By default, LucidWorks Search will crawl as much content as it can (within limits set on the data source), parse the documents to extract fields, and finally index the documents in one seamless step. However, there may be times when you would like to do some processing on the documents before indexing them, perhaps to add metadata or to modify data in specific fields. In that case, it is possible to only crawl the content and save it in a batch for later parsing and/or indexing. This is called Batch Processing and allows you to separate the fetching data from the process of parsing the rich formats (such as PDFs, Microsoft Office documents, and so on), as well as the process of indexing the parsed content in Solr.
Batches consist of the following two parts:
- a container with raw documents, and the protocol-level metadata per document
- a container with parsed documents, ready to be indexed.
The exact format of this storage is specific to a crawler controller implementation. Currently a simple file-based store is used, with a binary format for the raw content part and a JSON format for the parsed documents. The first container is created during the fetching phase, and the second container is created during the parsing phase. A new round of fetching creates a new batch if one or more of the parameters described above requires it.
It's not possible to configure Batch Crawling with the LucidWorks Search Admin UI. To work with batches and batch jobs, use the Batch Operations API. The basic workflow is as follows:
- Create a data source using the Admin UI or Data Sources API. Don't start crawling yet.
- Configure the data source to be saved as a batch by setting the indexing parameter to false using the Data Sources API. You can also set the caching and indexing parameters as described below.

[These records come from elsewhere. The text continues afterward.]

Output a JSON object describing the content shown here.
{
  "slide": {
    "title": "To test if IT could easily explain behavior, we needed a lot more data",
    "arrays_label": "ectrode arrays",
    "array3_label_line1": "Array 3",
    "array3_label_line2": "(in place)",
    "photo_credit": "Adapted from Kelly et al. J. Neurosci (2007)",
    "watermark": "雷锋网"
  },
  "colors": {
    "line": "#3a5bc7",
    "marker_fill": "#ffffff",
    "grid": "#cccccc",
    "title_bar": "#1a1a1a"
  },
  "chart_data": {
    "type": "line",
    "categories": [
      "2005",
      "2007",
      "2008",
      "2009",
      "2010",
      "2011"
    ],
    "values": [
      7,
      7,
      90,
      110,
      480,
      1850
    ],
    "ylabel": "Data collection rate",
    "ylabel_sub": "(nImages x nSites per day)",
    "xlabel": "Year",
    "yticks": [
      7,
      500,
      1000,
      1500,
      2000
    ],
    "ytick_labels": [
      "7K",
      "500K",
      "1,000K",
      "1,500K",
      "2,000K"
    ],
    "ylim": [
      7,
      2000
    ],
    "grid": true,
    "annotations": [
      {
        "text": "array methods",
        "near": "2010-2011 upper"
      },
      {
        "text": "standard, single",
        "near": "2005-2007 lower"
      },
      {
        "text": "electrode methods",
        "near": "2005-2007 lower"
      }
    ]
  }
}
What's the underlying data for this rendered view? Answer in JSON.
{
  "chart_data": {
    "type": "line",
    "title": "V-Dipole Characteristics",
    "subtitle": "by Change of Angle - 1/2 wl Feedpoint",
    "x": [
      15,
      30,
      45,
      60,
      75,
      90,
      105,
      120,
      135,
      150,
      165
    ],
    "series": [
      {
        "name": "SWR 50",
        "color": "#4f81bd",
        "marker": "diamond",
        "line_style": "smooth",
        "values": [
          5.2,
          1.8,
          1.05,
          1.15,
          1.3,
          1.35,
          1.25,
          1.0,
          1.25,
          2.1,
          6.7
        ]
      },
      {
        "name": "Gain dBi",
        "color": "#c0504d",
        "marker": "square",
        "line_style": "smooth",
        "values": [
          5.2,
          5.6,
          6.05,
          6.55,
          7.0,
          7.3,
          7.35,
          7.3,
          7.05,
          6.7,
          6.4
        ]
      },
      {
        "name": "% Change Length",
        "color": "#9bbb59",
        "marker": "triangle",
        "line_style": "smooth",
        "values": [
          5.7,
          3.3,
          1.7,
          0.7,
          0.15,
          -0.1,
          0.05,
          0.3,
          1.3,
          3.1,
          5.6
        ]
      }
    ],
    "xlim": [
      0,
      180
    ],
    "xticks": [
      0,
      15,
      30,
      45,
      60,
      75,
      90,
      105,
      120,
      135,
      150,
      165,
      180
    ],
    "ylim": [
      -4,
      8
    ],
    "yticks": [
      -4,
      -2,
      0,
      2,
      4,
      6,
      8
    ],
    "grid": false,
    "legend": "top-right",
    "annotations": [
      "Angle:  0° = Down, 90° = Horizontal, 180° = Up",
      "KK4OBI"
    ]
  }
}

- Start the crawl and let it finish.
- Get the batch_id for the data source using the Batch Operations API call: GET http://localhost:8888/api/collections/collection1/batches.
- Using the Batch Operations API, start the batch job for your data source using the batch_id obtained in the previous step: PUT http://localhost:8888/api/collections/collection1/batches/crawler/job/batch_id.
To instruct LucidWorks Search not to parse or index the crawled documents, set the indexing parameter of a data source to false using the Data Sources API. You can also set the parsing and caching parameters to true or false, depending on your needs. Batch crawling attributes for data sources are as follows:
|parsing||boolean||true||If true, the raw content fetched from remote repositories is immediately parsed in order to extract the plain text and metadata. If false, the content is not parsed: it is stored in a new batch with its protocol-level metadata. New batches are created during each crawl run as needed.|
|caching||boolean||false||If true, the raw content is stored in a batch even if immediate parsing and/or indexing is requested. You can use this to preserve the intermediate data in case of crawling or indexing failure, or in cases where full re-indexing is needed and you would like to avoid fetching the raw content again.|
|indexing||boolean||true||If true, the parsed content is sent to Solr for indexing. If false, the parsed document is not indexed: it is stored in a batch (either a newly created one, or the one where the corresponding raw content was stored). Set this attribute to false to enable batch crawling.|
|When you configure a data source to process documents as a batch, information about crawl attempts will display in the Admin UI for that data source (even though you cannot configure the batch parameters via the UI). So, you can use the Data Sources API to enabled caching and/or disable indexing, and initiate the crawl through the Admin UI. The UI will show the number of documents found, updated, deleted, etc.|
Not all crawler controllers support all batch processing operations. For example, the Aperture crawler (lucid.aperture) does not support raw content storage: it behaves as if the "parsing" parameter is always true and caching is always false.
You can also use the Batch Operations to get the status of or stop running batch jobs, delete batches and batch jobs, and so on.